3 – Est-il bien vrai qu’il y ait un Moïse ? Si un homme qui commandait à la nature entière eût existé chez les Egyptiens, de si prodigieux événements n’auraient-ils pas fait la partie principale de l’histoire d’Egypte ? Sanchoniathon, Manéthon, Mégasthène, Hérodote, n’en auraient-ils point parlé ? Josèphe l’historien a recueilli tous les témoignages possibles en faveur des Juifs ; il n’ose dire qu’aucun des auteurs qu’il cite ait dit un seul mot des miracles de Moïse. Quoi ! le Nil aura été changé en sang, un ange aura égorgé tous les premiers-nés dans l’Egypte, la mer se sera ouverte, ses eaux auront été suspendues à droite et à gauche, et nul auteur n’en aura parlé ! et les nations auront oublié ces prodiges ; et il n’y aura qu’un petit peuple d’esclaves barbares qui nous aura conté ces histoires, des milliers d’années après l’événement ?

 

            Quel est donc ce Moïse inconnu à la terre entière jusqu’au temps où un Ptolémée eut, dit-on, la curiosité de faire traduire en grec les écrits des Juifs ? Il y avait un grand nombre de siècles que les fables orientales attribuaient à Bacchus tout ce que les Juifs ont dit de Moïse. Bacchus avait passé la mer Rouge à pied sec, Bacchus avait changé ses eaux en sang, Bacchus avait journellement opéré des miracles avec sa verge : tous ces faits étaient chantés dans les orgies de Bacchus avant qu’on eût le moindre commerce avec les Juifs, avant qu’on sût seulement si ce pauvre peuple avait des livres. N’est-il pas de la plus extrême vraisemblance que ce peuple si nouveau, si longtemps errant, si tard connu, établi si tard en Palestine, prit, avec la langue phénicienne, les fables phéniciennes, sur lesquelles il enchérit encore, ainsi que font tous les imitateurs grossiers ? Un peuple si pauvre, si ignorant, si étranger dans tous les arts, pouvait-il faire autre chose que de copier ses voisins ? Ne sait-on pas que jusqu’au nom d’Adonaï, d’Ihaho, d’Eloï, ou Eloa, qui signifia Dieu chez la nation juive, tout était phénicien ? – Cette note de Voltaire est omise dans l’édition Firmin Didot. (G.A.)

 

4 – A ce sujet l’Allemand de Wette, dans sa critique de l’histoire des Israélites, argumente comme suit : Du temps de Moïse, on n’avait pas encore fait assez de progrès dans l’art d’écrire pour que nous puissions supposer que le chef des Hébreux ait manié cet art avec facilité, etc. Quand même Moïse aurait appris à écrire en Egypte, l’écriture égyptienne ne pouvait lui servir pour rédiger en hébreu, etc.
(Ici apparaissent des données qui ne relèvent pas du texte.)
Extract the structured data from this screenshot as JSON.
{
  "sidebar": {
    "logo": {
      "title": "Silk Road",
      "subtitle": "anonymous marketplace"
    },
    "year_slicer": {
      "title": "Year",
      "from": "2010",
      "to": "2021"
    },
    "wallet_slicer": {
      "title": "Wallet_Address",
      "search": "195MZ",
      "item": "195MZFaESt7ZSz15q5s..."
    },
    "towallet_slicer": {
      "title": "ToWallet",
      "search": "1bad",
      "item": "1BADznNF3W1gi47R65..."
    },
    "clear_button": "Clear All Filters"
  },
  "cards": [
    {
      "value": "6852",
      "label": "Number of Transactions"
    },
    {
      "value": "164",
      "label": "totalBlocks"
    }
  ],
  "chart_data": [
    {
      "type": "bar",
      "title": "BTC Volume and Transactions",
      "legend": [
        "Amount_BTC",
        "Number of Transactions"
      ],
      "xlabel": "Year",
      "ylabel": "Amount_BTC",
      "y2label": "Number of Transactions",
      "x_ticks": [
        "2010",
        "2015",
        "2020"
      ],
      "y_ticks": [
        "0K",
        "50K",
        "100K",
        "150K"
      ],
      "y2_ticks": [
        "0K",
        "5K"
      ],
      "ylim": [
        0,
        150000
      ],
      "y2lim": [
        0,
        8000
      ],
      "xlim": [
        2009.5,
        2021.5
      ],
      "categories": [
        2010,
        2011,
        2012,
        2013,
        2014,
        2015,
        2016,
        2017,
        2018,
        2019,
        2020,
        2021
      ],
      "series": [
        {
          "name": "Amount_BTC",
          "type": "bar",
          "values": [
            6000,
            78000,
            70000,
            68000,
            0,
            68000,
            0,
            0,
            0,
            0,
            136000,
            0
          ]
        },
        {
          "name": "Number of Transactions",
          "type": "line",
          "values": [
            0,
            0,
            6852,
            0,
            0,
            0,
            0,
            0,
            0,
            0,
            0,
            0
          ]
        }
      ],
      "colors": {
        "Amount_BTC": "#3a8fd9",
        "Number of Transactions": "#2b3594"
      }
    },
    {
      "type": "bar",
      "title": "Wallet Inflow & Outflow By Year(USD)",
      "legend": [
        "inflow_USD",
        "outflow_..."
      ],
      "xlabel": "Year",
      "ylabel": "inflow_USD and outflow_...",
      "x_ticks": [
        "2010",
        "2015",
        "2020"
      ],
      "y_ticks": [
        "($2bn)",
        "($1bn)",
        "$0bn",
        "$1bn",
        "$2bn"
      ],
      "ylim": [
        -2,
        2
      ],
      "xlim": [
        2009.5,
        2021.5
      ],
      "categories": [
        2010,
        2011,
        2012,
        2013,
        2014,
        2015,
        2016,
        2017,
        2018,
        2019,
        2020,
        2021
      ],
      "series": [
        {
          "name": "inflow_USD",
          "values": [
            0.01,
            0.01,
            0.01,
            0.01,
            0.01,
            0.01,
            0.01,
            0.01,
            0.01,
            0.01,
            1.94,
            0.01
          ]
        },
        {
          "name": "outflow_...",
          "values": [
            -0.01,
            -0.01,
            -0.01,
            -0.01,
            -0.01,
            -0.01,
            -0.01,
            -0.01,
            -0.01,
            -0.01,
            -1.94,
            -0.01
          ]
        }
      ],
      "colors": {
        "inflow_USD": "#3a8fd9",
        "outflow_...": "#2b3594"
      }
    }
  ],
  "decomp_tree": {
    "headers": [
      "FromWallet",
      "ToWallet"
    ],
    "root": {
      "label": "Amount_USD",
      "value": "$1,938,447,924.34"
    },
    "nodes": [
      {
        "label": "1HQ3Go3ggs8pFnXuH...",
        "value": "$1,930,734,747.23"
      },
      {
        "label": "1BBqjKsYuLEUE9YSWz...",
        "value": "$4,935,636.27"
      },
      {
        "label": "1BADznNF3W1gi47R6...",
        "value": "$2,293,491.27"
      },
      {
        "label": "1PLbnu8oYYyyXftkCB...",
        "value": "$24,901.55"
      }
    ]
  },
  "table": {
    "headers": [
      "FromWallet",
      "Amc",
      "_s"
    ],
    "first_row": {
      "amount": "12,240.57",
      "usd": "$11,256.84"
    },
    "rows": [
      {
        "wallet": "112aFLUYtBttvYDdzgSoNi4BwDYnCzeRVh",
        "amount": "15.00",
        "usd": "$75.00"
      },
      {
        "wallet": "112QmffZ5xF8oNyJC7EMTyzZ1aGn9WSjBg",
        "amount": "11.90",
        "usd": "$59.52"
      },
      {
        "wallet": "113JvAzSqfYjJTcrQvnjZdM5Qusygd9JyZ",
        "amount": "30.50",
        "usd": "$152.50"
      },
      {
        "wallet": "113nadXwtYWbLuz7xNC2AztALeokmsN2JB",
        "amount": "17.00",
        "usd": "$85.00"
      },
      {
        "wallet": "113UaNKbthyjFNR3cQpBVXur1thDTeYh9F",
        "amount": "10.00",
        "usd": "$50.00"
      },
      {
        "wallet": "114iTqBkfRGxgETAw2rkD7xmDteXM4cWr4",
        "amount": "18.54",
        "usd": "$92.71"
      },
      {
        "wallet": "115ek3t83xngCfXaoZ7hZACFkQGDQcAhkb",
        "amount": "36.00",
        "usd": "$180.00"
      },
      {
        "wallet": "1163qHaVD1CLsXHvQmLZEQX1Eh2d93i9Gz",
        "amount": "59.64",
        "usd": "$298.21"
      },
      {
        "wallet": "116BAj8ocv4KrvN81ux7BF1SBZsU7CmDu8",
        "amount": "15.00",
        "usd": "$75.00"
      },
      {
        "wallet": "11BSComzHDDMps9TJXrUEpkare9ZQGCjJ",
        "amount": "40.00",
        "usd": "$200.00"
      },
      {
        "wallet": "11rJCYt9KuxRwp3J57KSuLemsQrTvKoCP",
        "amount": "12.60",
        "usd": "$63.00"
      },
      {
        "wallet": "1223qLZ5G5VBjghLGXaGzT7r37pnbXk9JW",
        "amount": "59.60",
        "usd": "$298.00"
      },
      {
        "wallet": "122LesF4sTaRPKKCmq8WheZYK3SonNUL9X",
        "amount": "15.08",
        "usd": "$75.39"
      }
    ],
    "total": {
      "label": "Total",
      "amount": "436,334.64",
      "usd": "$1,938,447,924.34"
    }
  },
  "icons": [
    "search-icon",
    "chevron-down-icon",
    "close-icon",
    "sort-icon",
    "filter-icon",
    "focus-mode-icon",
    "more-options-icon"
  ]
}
Il aurait été difficile de tracer un aussi grand nombre de lois sur la pierre, car on ne connaissait pas encore d’autres matériaux, etc. Il n’est pas croyable que le chef d’un peuple nomade et sans discipline ait pu, au milieu de préoccupations aussi graves, et en errant dans le désert, rédiger un code renfermant des lois assez compliquées et qui supposent une civilisation avancée, etc. Voyez Munk, Hartmann, Bohlen, etc. (G.A.)

 

5 – Le législateur, dit de son côté de Wette, est quelquefois en contradiction avec lui-même. Ainsi, par exemple, selon l’Exode et le Deutéronome, l’esclave hébreu est rendu à la liberté dans la septième année de son service ; selon le Lévitique, il l’est au jubilé. (G.A.)